Let us examine more using a built-in dataset in R “faithful”. You can learn more about the dataset using the help options in R.

faithful$waiting

##   [1] 79 54 74 62 85 55 88 85 51 85 54 84 78 47 83 52 62 84 52 79 51 47 78
##  [24] 69 74 83 55 76 78 79 73 77 66 80 74 52 48 80 59 90 80 58 84 58 73 83
##  [47] 64 53 82 59 75 90 54 80 54 83 71 64 77 81 59 84 48 82 60 92 78 78 65
##  [70] 73 82 56 79 71 62 76 60 78 76 83 75 82 70 65 73 88 76 80 48 86 60 90
##  [93] 50 78 63 72 84 75 51 82 62 88 49 83 81 47 84 52 86 81 75 59 89 79 59
## [116] 81 50 85 59 87 53 69 77 56 88 81 45 82 55 90 45 83 56 89 46 82 51 86
## [139] 53 79 81 60 82 77 76 59 80 49 96 53 77 77 65 81 71 70 81 93 53 89 45
## [162] 86 58 78 66 76 63 88 52 93 49 57 77 68 81 81 73 50 85 74 55 77 83 83
## [185] 51 78 84 46 83 55 81 57 76 84 77 81 87 77 51 78 60 82 91 53 78 46 77
## [208] 84 49 83 71 80 49 75 64 76 53 94 55 76 50 82 54 75 78 79 78 78 70 79
## [231] 70 54 86 50 90 54 54 77 79 64 75 47 86 63 85 82 57 82 67 74 54 83 73
## [254] 73 88 80 71 83 56 79 78 84 58 83 43 60 75 81 46 90 46 74

slider.histogram(faithful$waiting)

## Error in manipulate(plot.hist(num, y, var.name), num = manipulate::slider(1, : The manipulate package must be run from within RStudio

lval(faithful$waiting)

	depth	lo	hi	mids	spreads
M	136.5	76	76	76.0	0
H	68.5	58	82	70.0	24
E	34.5	52	85	68.5	33
D	17.5	49	88	68.5	39
C	9.0	46	90	68.0	44
B	5.0	46	92	69.0	46
A	3.0	45	93	69.0	48
Z	2.0	45	94	69.5	49
Y	1.0	43	96	69.5	53

binwidth=2*(24/272^(1/3))
hist(faithful$waiting, breaks = min(faithful$waiting) + {0:8}*binwidth)

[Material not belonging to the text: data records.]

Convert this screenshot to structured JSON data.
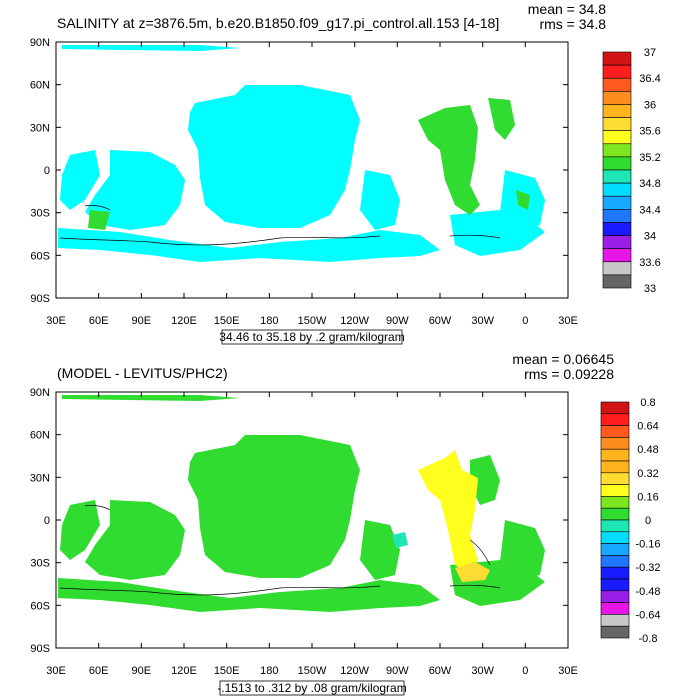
{
  "palette": [
    "#666666",
    "#c8c8c8",
    "#e617e6",
    "#9b1ee6",
    "#1a1aff",
    "#1e78ff",
    "#19a8ff",
    "#00dcff",
    "#1ee6b4",
    "#2fdc2f",
    "#7de61e",
    "#ffff1e",
    "#ffdc32",
    "#ffb41e",
    "#ff8c1e",
    "#ff5a1e",
    "#ff1e1e",
    "#d21414"
  ],
  "charts": [
    {
      "type": "map",
      "title": "SALINITY at z=3876.5m, b.e20.B1850.f09_g17.pi_control.all.153 [4-18]",
      "mean_label": "mean = 34.8",
      "rms_label": "rms = 34.8",
      "contour_info": "34.46 to 35.18 by .2 gram/kilogram",
      "y_ticks": [
        "90N",
        "60N",
        "30N",
        "0",
        "30S",
        "60S",
        "90S"
      ],
      "x_ticks": [
        "30E",
        "60E",
        "90E",
        "120E",
        "150E",
        "180",
        "150W",
        "120W",
        "90W",
        "60W",
        "30W",
        "0",
        "30E"
      ],
      "colorbar_labels": [
        "37",
        "36.4",
        "36",
        "35.6",
        "35.2",
        "34.8",
        "34.4",
        "34",
        "33.6",
        "33"
      ],
      "colorbar_label_rows": [
        0,
        2,
        4,
        6,
        8,
        10,
        12,
        14,
        16,
        18
      ],
      "fill_colors": {
        "main": "#00ffff",
        "warm": "#2fdc2f"
      }
    },
    {
      "type": "map",
      "title": "(MODEL - LEVITUS/PHC2)",
      "mean_label": "mean = 0.06645",
      "rms_label": "rms = 0.09228",
      "contour_info": "-.1513 to .312 by .08 gram/kilogram",
      "y_ticks": [
        "90N",
        "60N",
        "30N",
        "0",
        "30S",
        "60S",
        "90S"
      ],
      "x_ticks": [
        "30E",
        "60E",
        "90E",
        "120E",
        "150E",
        "180",
        "150W",
        "120W",
        "90W",
        "60W",
        "30W",
        "0",
        "30E"
      ],
      "colorbar_labels": [
        "0.8",
        "0.64",
        "0.48",
        "0.32",
        "0.16",
        "0",
        "-0.16",
        "-0.32",
        "-0.48",
        "-0.64",
        "-0.8"
      ],
      "colorbar_label_rows": [
        0,
        2,
        4,
        6,
        8,
        10,
        12,
        14,
        16,
        18,
        20
      ],
      "fill_colors": {
        "main": "#2fdc2f",
        "warm": "#ffff1e",
        "hot": "#ffdc32",
        "cool": "#1ee6b4"
      }
    }
  ]
}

What we have is a histogram using Freeman binwidth. This starts perfectly with a bin at a min and ends with the bin that contains the max.

The bin width obtained using the formula is 7.4082.

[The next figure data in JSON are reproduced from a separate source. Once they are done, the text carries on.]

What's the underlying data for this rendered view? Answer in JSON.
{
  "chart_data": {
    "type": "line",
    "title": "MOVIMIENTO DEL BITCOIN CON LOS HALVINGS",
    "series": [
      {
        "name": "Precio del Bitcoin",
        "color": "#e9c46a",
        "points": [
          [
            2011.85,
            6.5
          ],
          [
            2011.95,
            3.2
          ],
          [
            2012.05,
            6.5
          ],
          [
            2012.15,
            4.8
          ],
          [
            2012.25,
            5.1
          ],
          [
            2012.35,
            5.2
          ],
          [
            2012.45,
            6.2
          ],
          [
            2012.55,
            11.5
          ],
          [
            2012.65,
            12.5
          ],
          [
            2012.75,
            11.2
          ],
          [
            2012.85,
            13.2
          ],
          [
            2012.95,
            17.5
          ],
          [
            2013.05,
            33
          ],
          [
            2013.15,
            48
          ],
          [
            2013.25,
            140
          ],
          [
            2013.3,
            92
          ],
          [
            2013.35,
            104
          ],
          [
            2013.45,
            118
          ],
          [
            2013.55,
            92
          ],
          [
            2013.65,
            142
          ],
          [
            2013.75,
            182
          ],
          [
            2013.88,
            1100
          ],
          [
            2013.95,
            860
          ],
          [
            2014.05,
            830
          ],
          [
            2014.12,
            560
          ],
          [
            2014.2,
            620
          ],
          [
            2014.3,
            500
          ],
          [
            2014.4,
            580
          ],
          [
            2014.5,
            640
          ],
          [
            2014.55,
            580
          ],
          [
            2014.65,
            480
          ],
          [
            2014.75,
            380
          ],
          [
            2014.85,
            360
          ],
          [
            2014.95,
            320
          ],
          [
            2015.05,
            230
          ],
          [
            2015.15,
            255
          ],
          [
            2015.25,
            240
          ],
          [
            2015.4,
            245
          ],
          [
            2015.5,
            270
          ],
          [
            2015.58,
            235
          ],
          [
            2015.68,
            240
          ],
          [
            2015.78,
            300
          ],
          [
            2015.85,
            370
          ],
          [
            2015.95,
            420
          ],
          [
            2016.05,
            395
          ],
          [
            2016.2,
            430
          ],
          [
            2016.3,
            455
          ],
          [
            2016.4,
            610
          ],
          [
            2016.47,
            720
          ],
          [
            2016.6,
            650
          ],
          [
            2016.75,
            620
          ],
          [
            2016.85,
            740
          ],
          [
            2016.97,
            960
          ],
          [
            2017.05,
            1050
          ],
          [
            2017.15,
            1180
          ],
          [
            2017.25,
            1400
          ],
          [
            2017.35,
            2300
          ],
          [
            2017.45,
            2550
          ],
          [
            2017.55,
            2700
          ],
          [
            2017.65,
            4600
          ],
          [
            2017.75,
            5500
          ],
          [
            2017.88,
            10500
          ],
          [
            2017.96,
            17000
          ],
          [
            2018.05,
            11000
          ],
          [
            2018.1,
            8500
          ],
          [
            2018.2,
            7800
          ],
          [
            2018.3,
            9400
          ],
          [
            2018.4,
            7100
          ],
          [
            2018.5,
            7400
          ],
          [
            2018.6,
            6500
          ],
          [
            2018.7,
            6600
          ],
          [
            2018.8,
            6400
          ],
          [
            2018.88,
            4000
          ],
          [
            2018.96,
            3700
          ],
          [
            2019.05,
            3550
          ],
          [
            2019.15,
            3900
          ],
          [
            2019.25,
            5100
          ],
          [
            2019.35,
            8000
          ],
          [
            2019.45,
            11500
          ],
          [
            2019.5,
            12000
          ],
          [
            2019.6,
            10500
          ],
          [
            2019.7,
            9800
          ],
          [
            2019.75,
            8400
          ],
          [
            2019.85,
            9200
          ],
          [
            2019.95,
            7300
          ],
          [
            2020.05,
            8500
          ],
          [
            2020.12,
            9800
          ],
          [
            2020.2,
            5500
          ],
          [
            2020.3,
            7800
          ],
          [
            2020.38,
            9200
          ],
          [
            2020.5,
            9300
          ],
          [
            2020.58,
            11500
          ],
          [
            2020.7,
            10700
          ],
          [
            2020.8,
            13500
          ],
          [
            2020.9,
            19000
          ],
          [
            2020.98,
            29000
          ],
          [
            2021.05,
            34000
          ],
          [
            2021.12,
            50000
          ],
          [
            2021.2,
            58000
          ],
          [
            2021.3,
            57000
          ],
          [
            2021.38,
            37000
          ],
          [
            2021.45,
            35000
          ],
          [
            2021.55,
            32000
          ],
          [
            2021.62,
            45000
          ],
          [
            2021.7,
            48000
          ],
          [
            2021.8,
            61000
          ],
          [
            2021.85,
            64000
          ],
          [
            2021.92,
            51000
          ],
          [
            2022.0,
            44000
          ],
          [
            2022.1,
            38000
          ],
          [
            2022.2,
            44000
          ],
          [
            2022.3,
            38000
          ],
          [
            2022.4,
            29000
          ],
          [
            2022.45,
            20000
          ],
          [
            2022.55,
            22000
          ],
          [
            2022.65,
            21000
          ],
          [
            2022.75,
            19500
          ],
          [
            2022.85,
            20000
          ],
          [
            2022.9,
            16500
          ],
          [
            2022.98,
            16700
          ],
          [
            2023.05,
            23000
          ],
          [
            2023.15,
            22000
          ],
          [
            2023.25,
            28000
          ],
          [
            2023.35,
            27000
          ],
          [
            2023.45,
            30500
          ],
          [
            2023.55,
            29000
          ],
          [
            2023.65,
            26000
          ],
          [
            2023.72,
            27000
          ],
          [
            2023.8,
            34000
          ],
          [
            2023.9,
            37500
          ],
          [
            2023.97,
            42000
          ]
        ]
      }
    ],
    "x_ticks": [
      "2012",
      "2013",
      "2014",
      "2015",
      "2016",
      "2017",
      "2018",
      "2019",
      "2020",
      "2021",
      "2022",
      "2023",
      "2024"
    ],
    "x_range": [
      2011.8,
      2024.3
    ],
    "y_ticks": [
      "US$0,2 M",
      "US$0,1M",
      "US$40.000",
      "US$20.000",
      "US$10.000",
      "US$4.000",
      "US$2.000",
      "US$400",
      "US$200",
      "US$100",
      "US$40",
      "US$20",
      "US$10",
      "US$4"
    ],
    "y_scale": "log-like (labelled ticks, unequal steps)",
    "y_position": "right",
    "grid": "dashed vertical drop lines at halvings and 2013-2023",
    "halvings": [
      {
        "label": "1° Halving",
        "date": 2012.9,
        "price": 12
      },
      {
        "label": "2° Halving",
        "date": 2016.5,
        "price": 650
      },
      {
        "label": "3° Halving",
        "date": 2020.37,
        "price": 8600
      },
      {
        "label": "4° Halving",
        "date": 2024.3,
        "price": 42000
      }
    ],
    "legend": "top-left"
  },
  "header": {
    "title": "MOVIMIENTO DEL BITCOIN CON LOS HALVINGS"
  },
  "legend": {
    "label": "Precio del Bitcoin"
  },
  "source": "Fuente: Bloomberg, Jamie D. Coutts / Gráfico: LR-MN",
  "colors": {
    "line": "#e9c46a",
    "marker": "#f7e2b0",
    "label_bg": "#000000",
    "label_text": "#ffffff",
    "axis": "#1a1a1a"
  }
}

Again, the bin widths obtained here are bigger than what we go in previous case (7.40). This shows that the series of interval are larger. We prefer bins that are smaller and that has some spread to visually see the data structures clearly. In this case, there are only fewer bins and we can not comment anything clearly. With a sample size of 272 we could have got a broader spread with some data structures in it.